RÉDEMPTION


 « copiosa apu, eum redempio »  (Psaume 129, 7).

I


     « Lorsque le Fils de l'homme viendra dans sa gloire avec tous les Anges, lit-on dans l'Évangile selon saint Matthieu, alors il s'assiéra sur son trône de gloire. Toutes les Nations seront rassemblées devant lui et il séparera les uns d'avec les autres comme le berger sépare les brebis d'avec les boucs. Et il mettra les brebis à sa droite et les boucs à sa gauche. Alors il dira à ceux qui sont à sa droite : Venez, vous qui êtes bénis de mon Père ; recevez en héritage le royaume qui vous a été préparé dès la création du monde... Ensuite il dira à ceux qui seront à sa gauche , retirez-vous de moi, maudits, allez dans le feu éternel, préparé pour le Diable et pour ses Anges... Et ceux-ci s'en iront au châtiment éternel, mais les justes iront à la vie éternelle » (Matth., XXV, 31-46). Ainsi la venue du Christ en gloire sur la terre marque, avec la fin des temps, le jugement des vivants et des morts, qui a été remis au Fils par le Père, parce qu'il est le Fils de l'homme et « afin que tous honorent, le Fils comme ils honorent le Père » (Jean, V, 22-27).

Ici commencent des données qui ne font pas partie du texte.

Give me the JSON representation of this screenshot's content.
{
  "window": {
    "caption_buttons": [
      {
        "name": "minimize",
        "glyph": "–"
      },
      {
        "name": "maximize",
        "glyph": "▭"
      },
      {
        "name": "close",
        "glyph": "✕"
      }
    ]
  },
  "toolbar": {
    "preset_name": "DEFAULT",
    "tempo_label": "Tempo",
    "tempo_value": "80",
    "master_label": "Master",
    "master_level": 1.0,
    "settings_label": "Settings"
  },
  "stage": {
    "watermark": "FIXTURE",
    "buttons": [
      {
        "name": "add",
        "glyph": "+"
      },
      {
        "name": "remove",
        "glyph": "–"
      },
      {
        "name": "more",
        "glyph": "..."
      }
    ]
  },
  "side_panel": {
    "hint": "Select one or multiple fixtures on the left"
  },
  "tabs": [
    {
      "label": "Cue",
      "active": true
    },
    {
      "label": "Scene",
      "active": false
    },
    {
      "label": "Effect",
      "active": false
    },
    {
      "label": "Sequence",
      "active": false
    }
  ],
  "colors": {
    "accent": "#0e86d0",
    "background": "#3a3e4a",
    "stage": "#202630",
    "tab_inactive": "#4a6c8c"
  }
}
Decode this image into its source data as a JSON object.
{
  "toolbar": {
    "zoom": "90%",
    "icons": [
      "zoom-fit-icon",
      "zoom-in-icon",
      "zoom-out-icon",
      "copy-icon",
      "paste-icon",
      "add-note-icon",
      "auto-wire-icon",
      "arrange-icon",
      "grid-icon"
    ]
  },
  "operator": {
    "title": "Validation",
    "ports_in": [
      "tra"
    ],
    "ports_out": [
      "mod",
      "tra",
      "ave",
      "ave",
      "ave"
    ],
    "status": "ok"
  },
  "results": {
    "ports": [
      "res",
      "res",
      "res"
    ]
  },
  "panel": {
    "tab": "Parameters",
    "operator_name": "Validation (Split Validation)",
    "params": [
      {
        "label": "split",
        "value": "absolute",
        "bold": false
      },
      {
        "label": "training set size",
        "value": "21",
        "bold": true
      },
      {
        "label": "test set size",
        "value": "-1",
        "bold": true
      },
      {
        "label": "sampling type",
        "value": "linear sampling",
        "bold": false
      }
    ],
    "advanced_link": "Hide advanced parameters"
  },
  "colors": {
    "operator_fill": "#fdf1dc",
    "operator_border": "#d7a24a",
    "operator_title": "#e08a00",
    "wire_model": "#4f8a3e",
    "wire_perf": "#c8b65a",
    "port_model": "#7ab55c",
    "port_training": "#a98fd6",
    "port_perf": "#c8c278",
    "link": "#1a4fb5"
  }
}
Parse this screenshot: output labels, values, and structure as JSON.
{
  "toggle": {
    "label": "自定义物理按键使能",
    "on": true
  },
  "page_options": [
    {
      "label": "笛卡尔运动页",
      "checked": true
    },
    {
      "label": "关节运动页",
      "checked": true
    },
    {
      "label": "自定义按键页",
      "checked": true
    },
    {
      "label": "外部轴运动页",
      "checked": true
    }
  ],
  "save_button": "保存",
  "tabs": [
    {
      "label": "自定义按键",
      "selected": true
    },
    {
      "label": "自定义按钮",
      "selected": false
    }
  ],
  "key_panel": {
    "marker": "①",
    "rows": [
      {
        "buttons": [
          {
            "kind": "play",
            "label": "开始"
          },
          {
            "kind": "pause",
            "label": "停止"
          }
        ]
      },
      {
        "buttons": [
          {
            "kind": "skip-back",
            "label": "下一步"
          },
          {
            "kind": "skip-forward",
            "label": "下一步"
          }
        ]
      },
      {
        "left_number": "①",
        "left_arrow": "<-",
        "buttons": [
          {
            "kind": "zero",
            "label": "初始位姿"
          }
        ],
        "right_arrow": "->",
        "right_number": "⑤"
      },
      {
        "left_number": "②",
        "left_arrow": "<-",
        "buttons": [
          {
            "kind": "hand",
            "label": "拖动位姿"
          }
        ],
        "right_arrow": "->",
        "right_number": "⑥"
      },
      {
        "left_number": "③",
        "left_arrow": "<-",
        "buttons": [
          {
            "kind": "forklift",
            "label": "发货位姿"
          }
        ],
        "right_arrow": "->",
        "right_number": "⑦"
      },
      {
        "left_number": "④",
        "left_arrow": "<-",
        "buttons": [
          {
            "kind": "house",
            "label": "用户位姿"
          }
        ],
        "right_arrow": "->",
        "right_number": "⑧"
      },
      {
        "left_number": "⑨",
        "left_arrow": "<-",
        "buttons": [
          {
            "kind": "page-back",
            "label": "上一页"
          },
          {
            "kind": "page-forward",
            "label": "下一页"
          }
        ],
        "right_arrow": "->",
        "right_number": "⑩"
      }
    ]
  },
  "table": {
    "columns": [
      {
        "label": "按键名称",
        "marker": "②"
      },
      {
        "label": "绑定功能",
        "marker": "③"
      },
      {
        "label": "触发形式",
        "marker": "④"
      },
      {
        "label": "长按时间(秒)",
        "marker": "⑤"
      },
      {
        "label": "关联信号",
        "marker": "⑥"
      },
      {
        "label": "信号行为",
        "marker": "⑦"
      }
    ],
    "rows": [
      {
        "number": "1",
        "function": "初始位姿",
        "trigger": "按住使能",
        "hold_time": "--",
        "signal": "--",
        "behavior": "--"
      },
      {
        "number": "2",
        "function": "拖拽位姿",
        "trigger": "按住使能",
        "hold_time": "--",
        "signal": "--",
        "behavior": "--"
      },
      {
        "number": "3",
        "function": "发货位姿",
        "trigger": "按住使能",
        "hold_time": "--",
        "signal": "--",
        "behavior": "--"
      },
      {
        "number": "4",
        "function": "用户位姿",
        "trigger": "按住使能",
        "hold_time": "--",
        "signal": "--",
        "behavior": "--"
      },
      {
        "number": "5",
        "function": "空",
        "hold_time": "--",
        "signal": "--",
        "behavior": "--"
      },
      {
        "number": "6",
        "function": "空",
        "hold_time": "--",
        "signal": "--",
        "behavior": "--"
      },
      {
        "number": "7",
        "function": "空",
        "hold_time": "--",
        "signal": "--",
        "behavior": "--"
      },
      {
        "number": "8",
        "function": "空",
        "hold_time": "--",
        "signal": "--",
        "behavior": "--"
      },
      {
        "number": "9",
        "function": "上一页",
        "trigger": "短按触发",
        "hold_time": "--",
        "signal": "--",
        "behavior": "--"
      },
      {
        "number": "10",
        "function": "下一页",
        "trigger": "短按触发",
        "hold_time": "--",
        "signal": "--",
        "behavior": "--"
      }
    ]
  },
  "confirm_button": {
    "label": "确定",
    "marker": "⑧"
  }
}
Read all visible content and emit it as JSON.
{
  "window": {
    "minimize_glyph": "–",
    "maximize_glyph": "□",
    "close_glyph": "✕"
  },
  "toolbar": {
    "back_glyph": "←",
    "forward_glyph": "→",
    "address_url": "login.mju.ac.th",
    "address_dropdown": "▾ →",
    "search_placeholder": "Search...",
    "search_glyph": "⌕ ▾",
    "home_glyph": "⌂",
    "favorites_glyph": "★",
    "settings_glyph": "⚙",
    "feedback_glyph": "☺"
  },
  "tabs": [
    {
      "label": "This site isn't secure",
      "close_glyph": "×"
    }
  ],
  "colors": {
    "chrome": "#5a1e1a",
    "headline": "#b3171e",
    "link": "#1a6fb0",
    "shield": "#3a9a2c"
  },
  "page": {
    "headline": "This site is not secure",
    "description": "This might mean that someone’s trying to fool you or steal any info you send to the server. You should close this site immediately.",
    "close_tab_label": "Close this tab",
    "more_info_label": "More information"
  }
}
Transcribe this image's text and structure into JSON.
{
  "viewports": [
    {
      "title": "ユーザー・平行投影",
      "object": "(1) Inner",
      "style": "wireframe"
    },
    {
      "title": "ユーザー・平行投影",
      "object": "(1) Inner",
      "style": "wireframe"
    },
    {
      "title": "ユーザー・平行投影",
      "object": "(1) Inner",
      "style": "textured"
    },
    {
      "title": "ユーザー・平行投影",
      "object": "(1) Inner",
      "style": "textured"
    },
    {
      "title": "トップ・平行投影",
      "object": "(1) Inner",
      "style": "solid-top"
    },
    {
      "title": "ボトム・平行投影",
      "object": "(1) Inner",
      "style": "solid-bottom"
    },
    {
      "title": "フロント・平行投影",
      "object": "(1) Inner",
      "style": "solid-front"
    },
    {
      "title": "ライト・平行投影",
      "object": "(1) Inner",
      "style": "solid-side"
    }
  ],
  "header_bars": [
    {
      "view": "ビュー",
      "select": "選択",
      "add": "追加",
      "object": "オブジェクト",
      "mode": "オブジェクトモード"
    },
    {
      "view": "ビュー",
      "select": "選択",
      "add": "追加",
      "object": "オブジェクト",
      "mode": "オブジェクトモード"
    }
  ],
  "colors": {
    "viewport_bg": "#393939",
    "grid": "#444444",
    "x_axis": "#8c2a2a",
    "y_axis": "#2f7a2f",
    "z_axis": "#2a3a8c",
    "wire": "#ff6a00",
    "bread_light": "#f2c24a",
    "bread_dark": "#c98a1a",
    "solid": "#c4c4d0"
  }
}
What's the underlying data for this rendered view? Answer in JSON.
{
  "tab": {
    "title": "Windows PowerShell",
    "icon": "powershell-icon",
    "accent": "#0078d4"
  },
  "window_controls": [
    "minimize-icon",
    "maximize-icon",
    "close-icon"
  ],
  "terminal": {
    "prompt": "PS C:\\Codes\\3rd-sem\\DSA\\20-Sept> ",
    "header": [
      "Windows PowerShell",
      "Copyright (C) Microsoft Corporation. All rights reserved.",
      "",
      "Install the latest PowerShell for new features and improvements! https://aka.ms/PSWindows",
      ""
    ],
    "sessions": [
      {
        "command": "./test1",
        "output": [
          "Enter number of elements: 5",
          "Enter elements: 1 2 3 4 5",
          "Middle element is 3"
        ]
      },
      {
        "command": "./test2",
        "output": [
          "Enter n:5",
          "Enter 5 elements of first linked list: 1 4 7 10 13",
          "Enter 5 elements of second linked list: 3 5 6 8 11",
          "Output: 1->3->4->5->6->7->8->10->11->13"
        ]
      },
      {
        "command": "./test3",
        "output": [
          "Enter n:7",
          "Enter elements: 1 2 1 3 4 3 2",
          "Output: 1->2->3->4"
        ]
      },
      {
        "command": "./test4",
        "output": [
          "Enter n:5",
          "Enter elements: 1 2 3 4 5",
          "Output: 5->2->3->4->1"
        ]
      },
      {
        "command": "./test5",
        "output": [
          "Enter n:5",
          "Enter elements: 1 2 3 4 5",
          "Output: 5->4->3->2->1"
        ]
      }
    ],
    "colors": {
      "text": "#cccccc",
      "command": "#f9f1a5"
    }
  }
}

     Mais, si l'heure doit venir où les morts entendront la voix du Fils de Dieu, afin que vivent ceux qui l'auront entendue » (Jean, V, 25), la Parole qui est « la vie et la lumière des hommes: », était déjà « venue dans le monde, afin de donner à tous ceux qui l'auront reçue le pouvoir de devenir enfants de Dieu » (Jean, I, 1-13) ; car « Dieu a tellement aimé le monde qu'il a envoyé son fils unique, afin que quiconque croit en Lui ne périsse point, mais qu'il ait la vie éternelle » (Jean,III, 16). Et, si cette première venue du Christ dans le monde a déjà constitué un jugement, en ce sens que « celui qui ne croit pas est déjà jugé, parce qu'il n'a pas cru au nom du Fils unique de Dieu » (Jean,III, 18), ce n'est point « pour juger le monde que Dieu a envoyé son Fils dans le monde, mais pour le sauver » (Jean, III, 17) « Celui qui croit en moi, dit Jésus, ne croit pas en moi, mais en Celui qui m'a envoyé et celui qui me voit, voit Celui qui m'a envoyé. Je suis venu dans le monde, moi qui suis la lumière, afin que quiconque croit en moi ne demeure pas dans les ténèbres. Et, si quelqu'un entend mes paroles et ne les garde pas, ce n'est pas moi qui le juge, car je ne suis pas venu pour juger le monde, mais pour le sauver. Celui qui me rejette et ne reçoit pas mes paroles a déjà Celui qui le juge la parole que j'ai annoncée, c'est elle qui le jugera au dernier jour » (Jean, XII, 44-48).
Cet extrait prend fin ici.